Australia should aspire to better credits
Despite his criticisms of the existing scheme, Macintosh is hopeful the federal government will go further than the Chubb Review and reform the rules for existing ACCU projects.
“[Credits] absolutely can be [a good way to reduce carbon emissions] with a well-designed, well-administered scheme,” he says.
“But at the moment we don’t have that, and unfortunately the recommendations that have been made… don’t solve the major problem with the very large number of existing projects that have low integrity, and are generating large numbers of low integrity credits.
“I really hope that not only do we see some of the governance reforms that the review has recommended, implemented, but also that the government takes further steps to make sure the problems with existing private projects are fixed.”
The federal government will need to legislate its reforms, and the Greens – which hold the balance of power in the Senate – have indicated they will push the government to block new fossil fuel builds in their negotiations.

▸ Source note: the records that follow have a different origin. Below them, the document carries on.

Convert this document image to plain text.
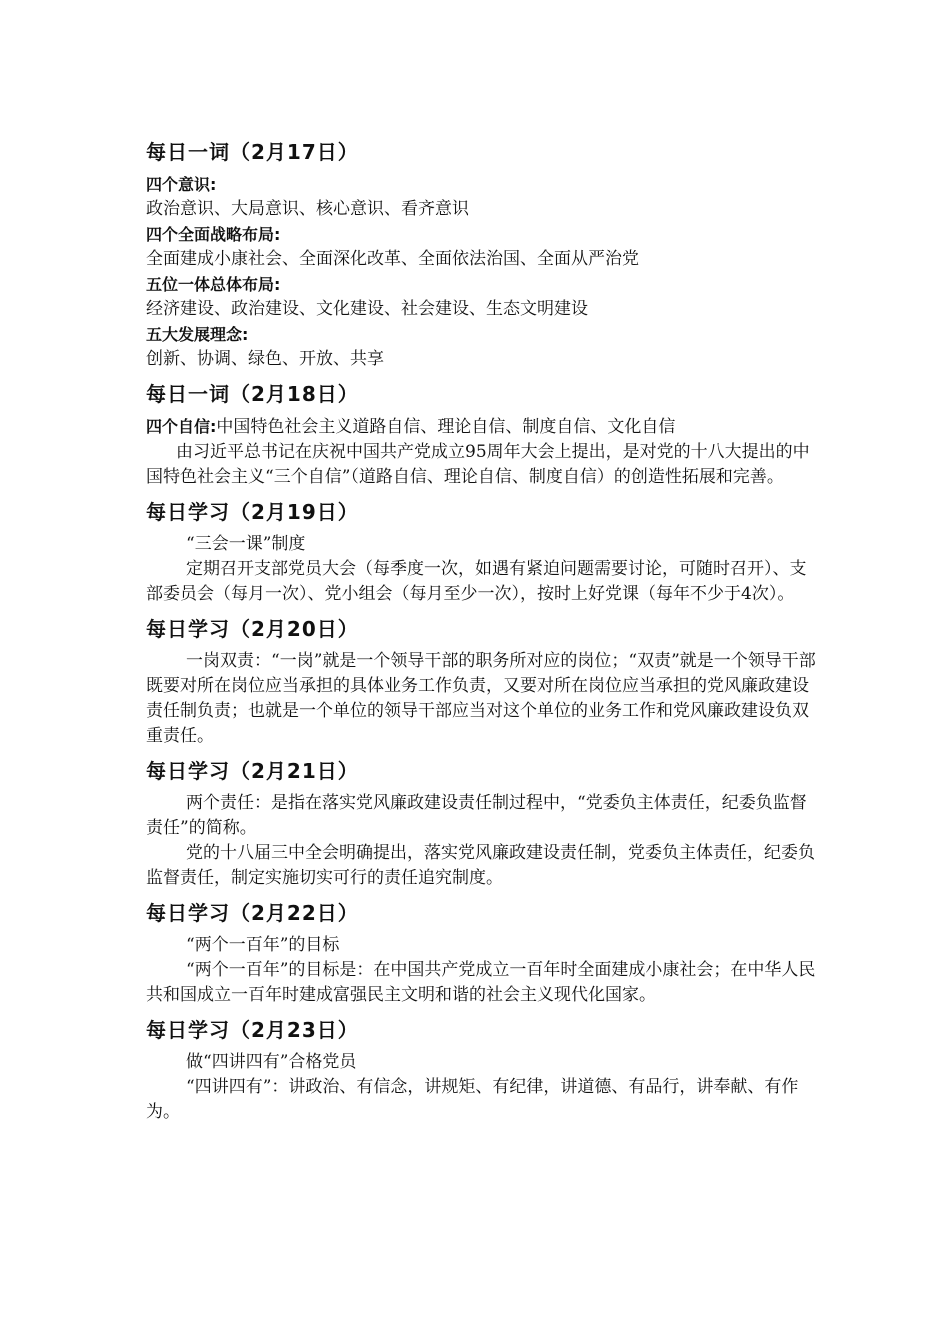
每日一词（2月17日）

四个意识:

政治意识、大局意识、核心意识、看齐意识

四个全面战略布局:

全面建成小康社会、全面深化改革、全面依法治国、全面从严治党

五位一体总体布局:

经济建设、政治建设、文化建设、社会建设、生态文明建设

五大发展理念:

创新、协调、绿色、开放、共享

每日一词（2月18日）

四个自信:中国特色社会主义道路自信、理论自信、制度自信、文化自信

由习近平总书记在庆祝中国共产党成立95周年大会上提出，是对党的十八大提出的中国特色社会主义“三个自信”（道路自信、理论自信、制度自信）的创造性拓展和完善。

每日学习（2月19日）

“三会一课”制度

定期召开支部党员大会（每季度一次，如遇有紧迫问题需要讨论，可随时召开）、支部委员会（每月一次）、党小组会（每月至少一次），按时上好党课（每年不少于4次）。

每日学习（2月20日）

一岗双责：“一岗”就是一个领导干部的职务所对应的岗位；“双责”就是一个领导干部既要对所在岗位应当承担的具体业务工作负责，又要对所在岗位应当承担的党风廉政建设责任制负责；也就是一个单位的领导干部应当对这个单位的业务工作和党风廉政建设负双重责任。

每日学习（2月21日）

两个责任：是指在落实党风廉政建设责任制过程中，“党委负主体责任，纪委负监督责任”的简称。

党的十八届三中全会明确提出，落实党风廉政建设责任制，党委负主体责任，纪委负监督责任，制定实施切实可行的责任追究制度。

每日学习（2月22日）

“两个一百年”的目标

“两个一百年”的目标是：在中国共产党成立一百年时全面建成小康社会；在中华人民共和国成立一百年时建成富强民主文明和谐的社会主义现代化国家。

每日学习（2月23日）

做“四讲四有”合格党员

“四讲四有”：讲政治、有信念，讲规矩、有纪律，讲道德、有品行，讲奉献、有作为。
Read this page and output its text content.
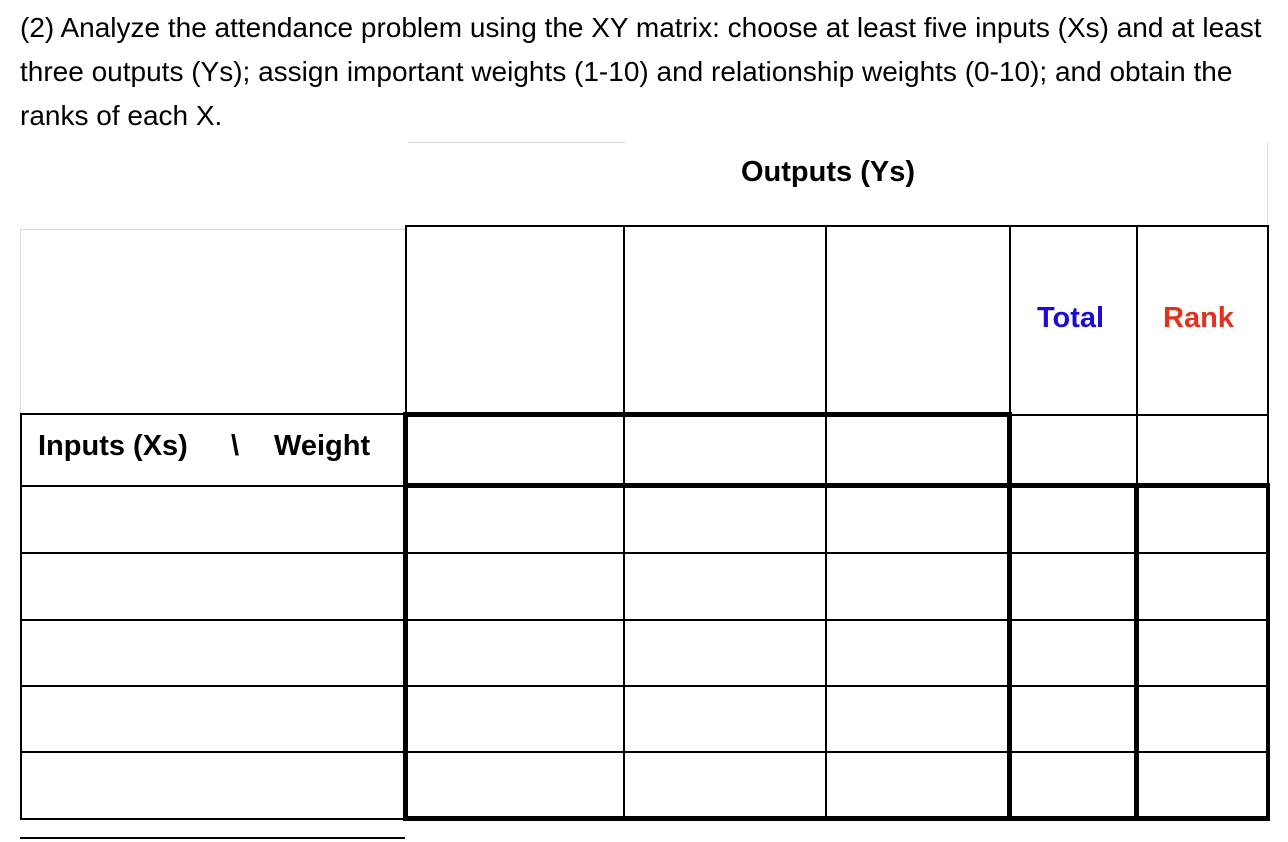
(2) Analyze the attendance problem using the XY matrix: choose at least five inputs (Xs) and at least three outputs (Ys); assign important weights (1-10) and relationship weights (0-10); and obtain the ranks of each X.

Outputs (Ys)
Total Rank
Inputs (Xs) \ Weight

In the meantime, Macintosh says the public can look toward to how quickly the government overhauls the credit and safeguard systems as an indicator of their progress to reduce greenhouse gas emissions.
“It’s implementing what they put forward in the safeguard mechanism and then fixing the problems with the offsets.
“They have put forward a very good policy in the safeguard mechanism.
“The biggest hole in it, is the integrity of this carbon credit scheme. Fix that and you’re away.”